A £70million boost to Tower Hamlets Council’s housing budget has been triggered after it hit targets set in 2010.

More than 8,000 homes are set to benefit from improvements as a result of the cash injection over the next three years.

The central government funds have been unlocked in addition to a £95m sum awarded in 2010 under the Decent Homes Scheme.

Mayor of Tower Hamlets Lutfur Rahman said the improvements would help create jobs and apprenticeships for local people.

Cabinet member for housing Cllr Rabina Khan added: “All of our properties are on track to become Decent by 2015. This administration will do whatever it can to address the borough’s pressing housing need.’’
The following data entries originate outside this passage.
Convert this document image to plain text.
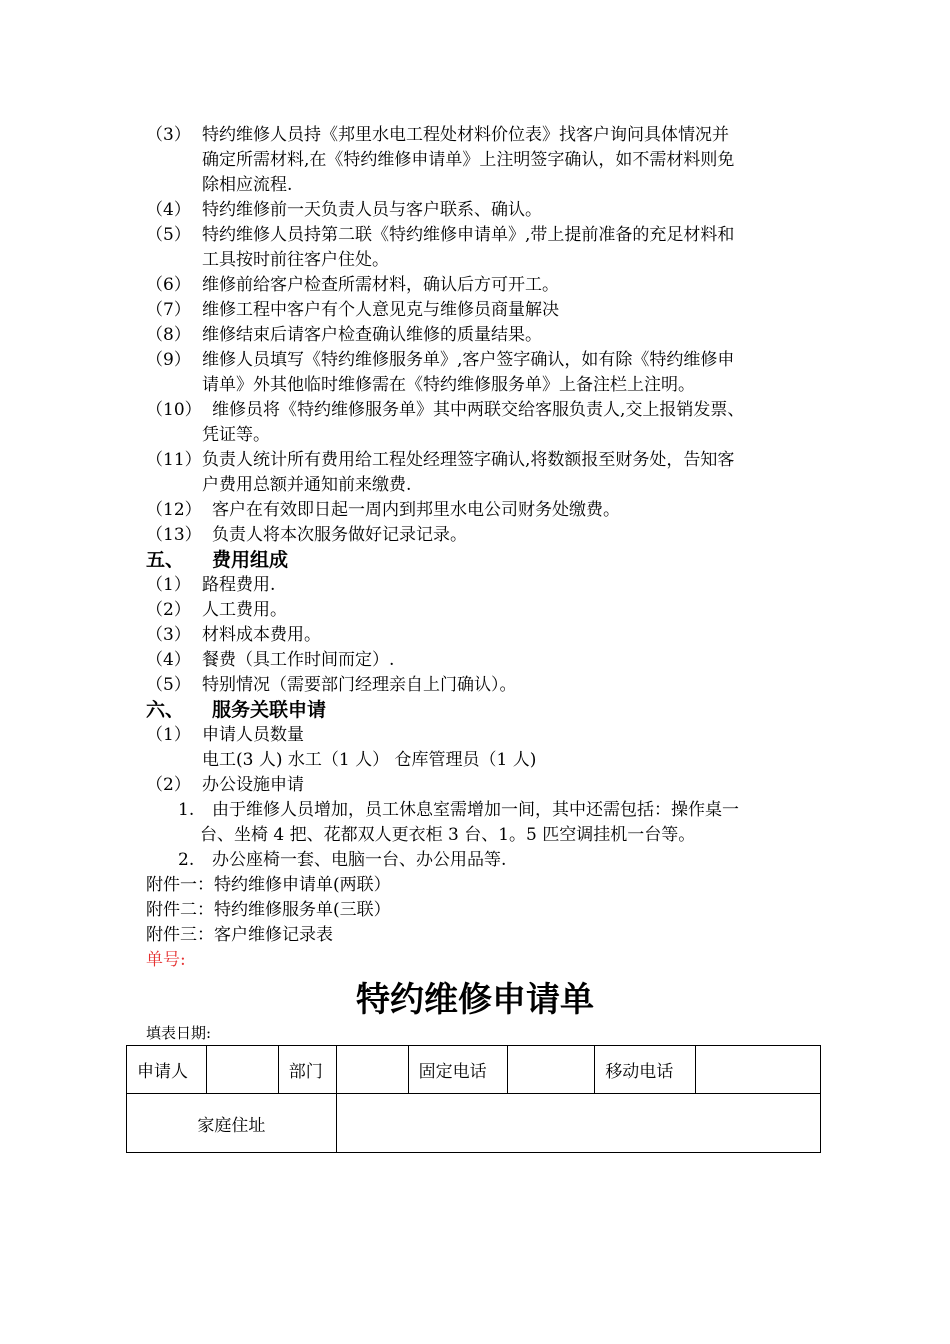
（3） 特约维修人员持《邦里水电工程处材料价位表》找客户询问具体情况并
确定所需材料,在《特约维修申请单》上注明签字确认，如不需材料则免
除相应流程.
（4） 特约维修前一天负责人员与客户联系、确认。
（5） 特约维修人员持第二联《特约维修申请单》,带上提前准备的充足材料和
工具按时前往客户住处。
（6） 维修前给客户检查所需材料，确认后方可开工。
（7） 维修工程中客户有个人意见克与维修员商量解决
（8） 维修结束后请客户检查确认维修的质量结果。
（9） 维修人员填写《特约维修服务单》,客户签字确认，如有除《特约维修申
请单》外其他临时维修需在《特约维修服务单》上备注栏上注明。
（10） 维修员将《特约维修服务单》其中两联交给客服负责人,交上报销发票、
凭证等。
（11） 负责人统计所有费用给工程处经理签字确认,将数额报至财务处，告知客
户费用总额并通知前来缴费.
（12） 客户在有效即日起一周内到邦里水电公司财务处缴费。
（13） 负责人将本次服务做好记录记录。
五、 费用组成
（1） 路程费用.
（2） 人工费用。
（3） 材料成本费用。
（4） 餐费（具工作时间而定）.
（5） 特别情况（需要部门经理亲自上门确认）。
六、 服务关联申请
（1） 申请人员数量
电工(3 人) 水工（1 人） 仓库管理员（1 人)
（2） 办公设施申请
1. 由于维修人员增加，员工休息室需增加一间，其中还需包括：操作桌一
台、坐椅 4 把、花都双人更衣柜 3 台、1。5 匹空调挂机一台等。
2. 办公座椅一套、电脑一台、办公用品等.
附件一：特约维修申请单(两联）
附件二：特约维修服务单(三联）
附件三：客户维修记录表
单号:
特约维修申请单
填表日期:
申请人		部门		固定电话		移动电话	
家庭住址							
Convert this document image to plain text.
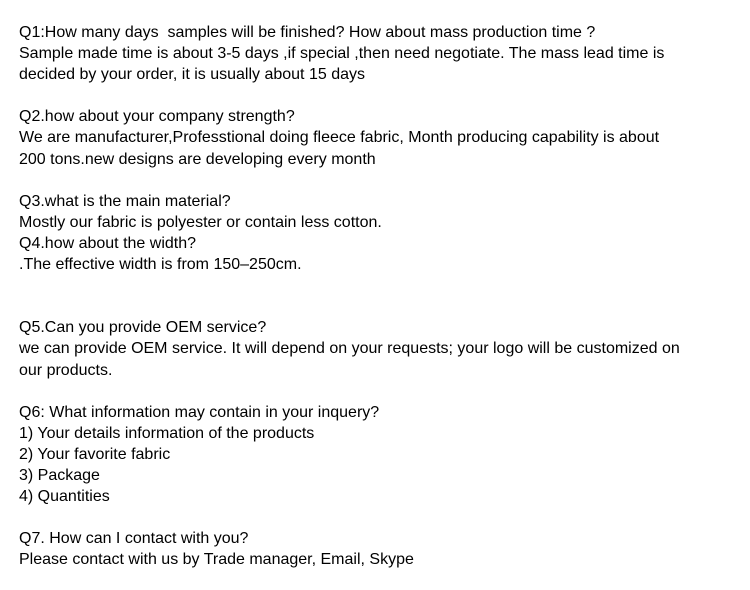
Q1:How many days  samples will be finished? How about mass production time ?
Sample made time is about 3-5 days ,if special ,then need negotiate. The mass lead time is
decided by your order, it is usually about 15 days
Q2.how about your company strength?
We are manufacturer,Professtional doing fleece fabric, Month producing capability is about
200 tons.new designs are developing every month
Q3.what is the main material?
Mostly our fabric is polyester or contain less cotton.
Q4.how about the width?
.The effective width is from 150–250cm.
Q5.Can you provide OEM service?
we can provide OEM service. It will depend on your requests; your logo will be customized on
our products.
Q6: What information may contain in your inquery?
1) Your details information of the products
2) Your favorite fabric
3) Package
4) Quantities
Q7. How can I contact with you?
Please contact with us by Trade manager, Email, Skype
The announcement follows months of bitter exchanges over investment in the borough’s housing stock, with Labour councillors previously accusing Mayor Rahman of dismantling progress made earlier by “scrimping on costs and leaving residents with substandard work.”

But Labour welcomed the news of the extra funding, insisting it was down to MPs’ lobbying in Westminster.

Rushanara Ali, MP for Bethnal Green and Bow, said: “The first thing I did when I became an MP was to raise this with David Cameron at Prime Minister’s Questions and lobby the secretary of state for communities and local government.

“It is a sad fact that the Mayor or Tower Hamlets feels it necessary to try and claim credit for this victory, we know that it was Labour’s foresight to introduce Decent Homes and our campaigning and lobbying which has brought this funding to the borough.”

The council announced in December that it is also set to receive £16m government funding after building more new homes in the last year than any other English local authority.